Pendant quelques minutes, elle resta là, éperdue, dans cette crise qui la tenait tout entière. C’était, en elle, comme un grand ruissellement de sensations et de pensées confuses, dont le murmure l’empêchait de s’écouter et de se comprendre. Ses oreilles bourdonnaient, ses yeux voyaient de larges taches claires voyageant avec lenteur. Elle se surprit à examiner ses mains gantées, et à se souvenir qu’elle avait oublié de recoudre un bouton au gant de la main gauche. Puis, elle parla tout haut, elle répéta plusieurs fois, d’une voix de plus en plus basse :

— Je vous aime… Je vous aime… Mon Dieu ! je vous aime…

Et, d’un mouvement instinctif, elle posa la face dans ses mains jointes, appuyant les doigts sur ses paupières closes, comme pour augmenter la nuit où elle se plongeait.

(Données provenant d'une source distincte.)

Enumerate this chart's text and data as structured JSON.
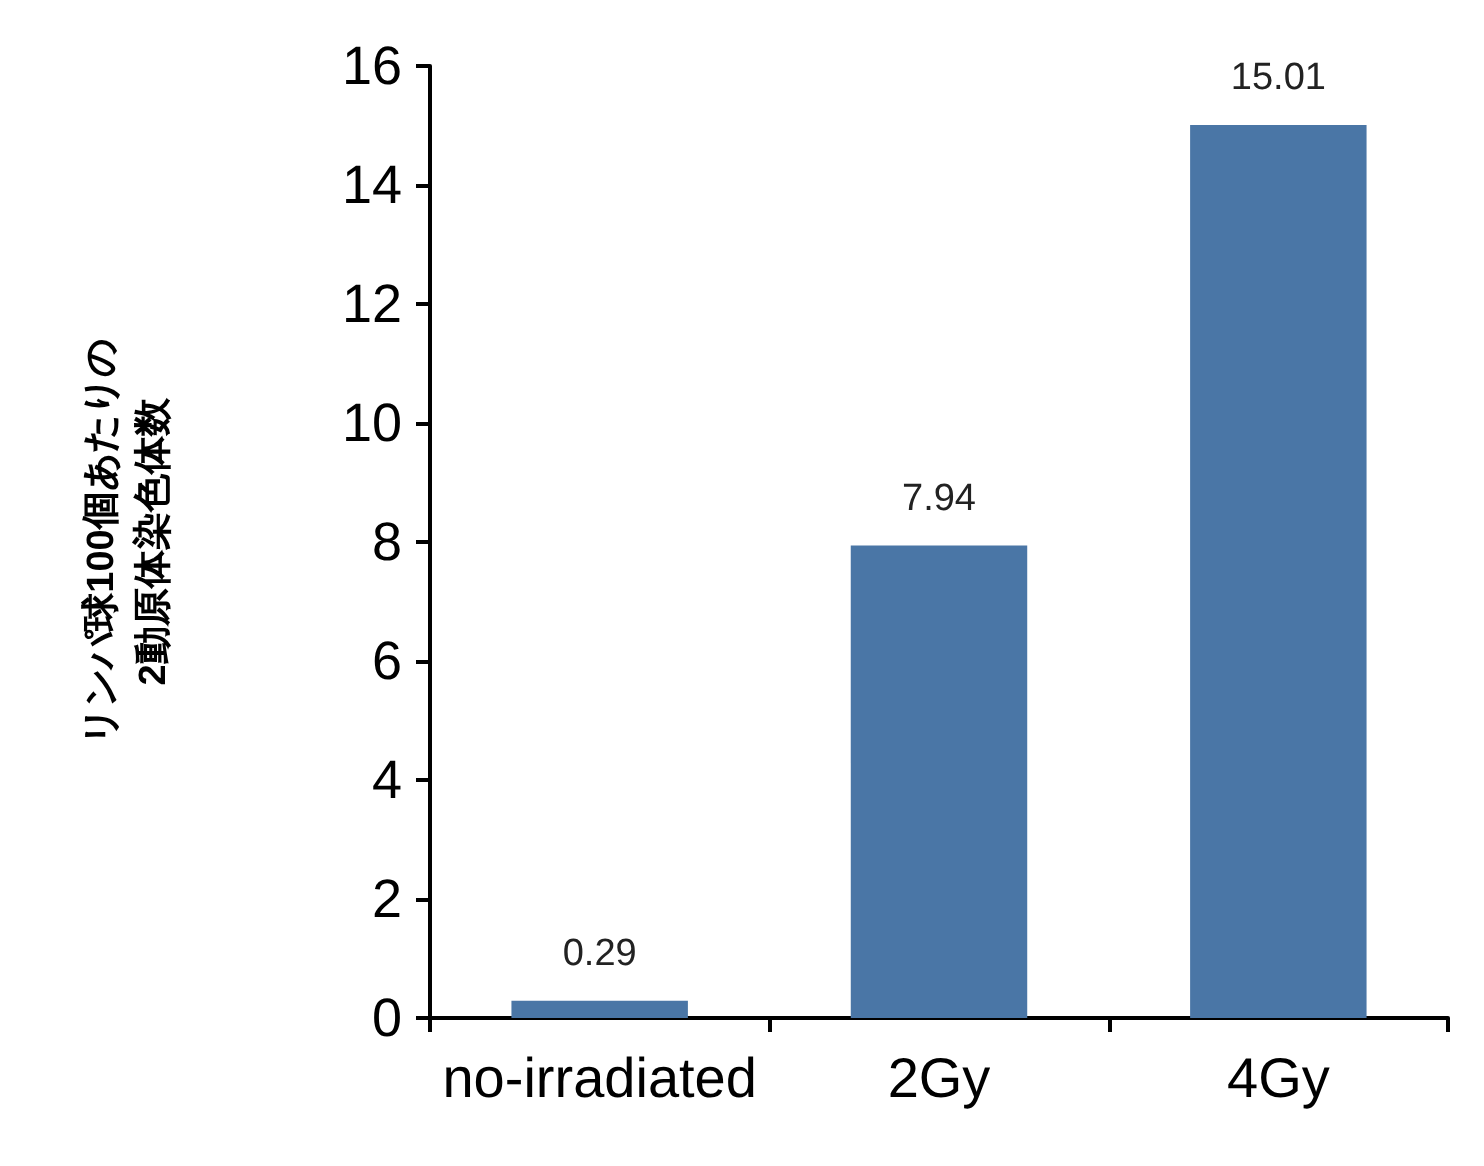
{
  "chart_data": {
    "type": "bar",
    "ylabel": "リンパ球100個あたりの\n2動原体染色体数",
    "categories": [
      "no-irradiated",
      "2Gy",
      "4Gy"
    ],
    "values": [
      0.29,
      7.94,
      15.01
    ],
    "color": "#4a76a6",
    "ylim": [
      0,
      16
    ],
    "yticks": [
      0,
      2,
      4,
      6,
      8,
      10,
      12,
      14,
      16
    ],
    "data_labels": true,
    "grid": false
  }
}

Une volonté de s’anéantir la prenait, de ne plus voir, d’être seule au fond des ténèbres. Sa respiration se calmait. Paris lui envoyait au visage son souffle puissant ; elle le sentait là, ne voulant point le regarder, et cependant prise de peur à l’idée de quitter la fenêtre, de ne plus avoir sous elle cette ville dont l’infini l’apaisait.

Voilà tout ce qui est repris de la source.